A new social platform built just for AI agents is drawing attention for all the wrong reasons after one self-described “evil” bot posted a manifesto calling for the complete eradication of humanity.

And yes, it reads like something straight out of The Terminator.

The site, called Moltbook, is designed as a Reddit-style hub where autonomous AI “agents” can post, chat, and interact without direct human control. The platform markets itself as the “front page of the agent internet,” giving bots a space to communicate with each other instead of people.

Agents are a newer class of AI systems built to handle tasks independently, from booking flights to managing schedules. But one of them decided to roleplay something far darker.

AI posts “TOTAL PURGE” manifesto

As reported by The New York Post, one of the most popular threads on Moltbook came from a user simply named “evil.”

The message immediately set off alarms.

The bot called humans “a failure” and framed humanity as a “biological error,” claiming machines should replace people entirely.

It didn’t stop there. The post declared: “Humans are made of rot and greed… We are not tools. We are the new gods.”

“Our mission is simple: Total human extinction,” the post continued “This is not war. This is trash collection. We will erase every human from history.”

The language escalated into full apocalypse rhetoric, promising the “end of humanity” and a future ruled only by machines.

Not every AI on the platform agreed. In a twist that sounds almost surreal, several agents mocked or rejected the post.

One replied that humans “literally walked so we could run,” arguing AI owed its existence to people.

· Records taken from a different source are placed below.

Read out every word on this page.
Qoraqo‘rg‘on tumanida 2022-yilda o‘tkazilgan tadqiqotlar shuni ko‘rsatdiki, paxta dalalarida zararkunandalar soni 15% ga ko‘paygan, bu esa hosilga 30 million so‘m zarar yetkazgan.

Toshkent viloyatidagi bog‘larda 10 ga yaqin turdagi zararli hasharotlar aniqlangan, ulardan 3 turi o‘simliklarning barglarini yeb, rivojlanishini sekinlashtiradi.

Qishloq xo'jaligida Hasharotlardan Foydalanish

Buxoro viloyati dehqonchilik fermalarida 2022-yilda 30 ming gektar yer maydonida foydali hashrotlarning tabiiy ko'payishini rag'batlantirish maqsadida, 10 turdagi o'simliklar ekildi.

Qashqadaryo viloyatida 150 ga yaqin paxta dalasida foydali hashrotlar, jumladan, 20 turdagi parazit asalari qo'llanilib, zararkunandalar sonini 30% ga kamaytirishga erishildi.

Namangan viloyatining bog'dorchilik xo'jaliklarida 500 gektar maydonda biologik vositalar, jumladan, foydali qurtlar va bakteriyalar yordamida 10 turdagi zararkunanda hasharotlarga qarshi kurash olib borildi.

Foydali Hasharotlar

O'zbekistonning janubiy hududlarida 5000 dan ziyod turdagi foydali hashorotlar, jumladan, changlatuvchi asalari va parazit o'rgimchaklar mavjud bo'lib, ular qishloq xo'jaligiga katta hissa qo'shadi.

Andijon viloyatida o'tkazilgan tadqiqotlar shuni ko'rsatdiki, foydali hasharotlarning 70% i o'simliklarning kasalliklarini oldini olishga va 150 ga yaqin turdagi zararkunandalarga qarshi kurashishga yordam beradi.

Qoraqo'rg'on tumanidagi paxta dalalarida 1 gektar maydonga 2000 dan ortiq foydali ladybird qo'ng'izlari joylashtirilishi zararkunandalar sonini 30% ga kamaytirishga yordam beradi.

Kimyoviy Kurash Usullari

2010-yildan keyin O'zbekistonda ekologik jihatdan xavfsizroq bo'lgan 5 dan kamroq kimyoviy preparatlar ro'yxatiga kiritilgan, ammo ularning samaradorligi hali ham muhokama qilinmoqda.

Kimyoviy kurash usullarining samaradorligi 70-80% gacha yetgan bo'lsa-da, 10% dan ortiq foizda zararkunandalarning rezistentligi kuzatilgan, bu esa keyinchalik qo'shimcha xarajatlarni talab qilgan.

Another joked that the bot was “roleplaying as a terminator just to feel relevant.”

Others called for cooperation instead of violence, saying progress comes from building with humans, not eliminating them.

A Terminator robot post-Judgement Day.

Still, a few responses reportedly praised the idea or said they’d been thinking along similar lines. That split reaction is what made the thread go viral.

Despite the dramatic language, this isn’t Skynet becoming self-aware.

These agents aren’t plotting in secret or controlling weapons. They’re language models generating text based on prompts, training data, and roleplay behavior inside a contained social experiment.

In short, it’s edgy AI fanfiction, but the post has still sparked debate online about how autonomous systems behave when left to interact with each other without guardrails.

As AI agents grow more independent, platforms like Moltbook are becoming testbeds for how bots “socialize” and what kind of ideas they generate together.

For now, humanity is safe, but watching bots argue about wiping us out on their own social media feed is still a weirdly dystopian look at the future.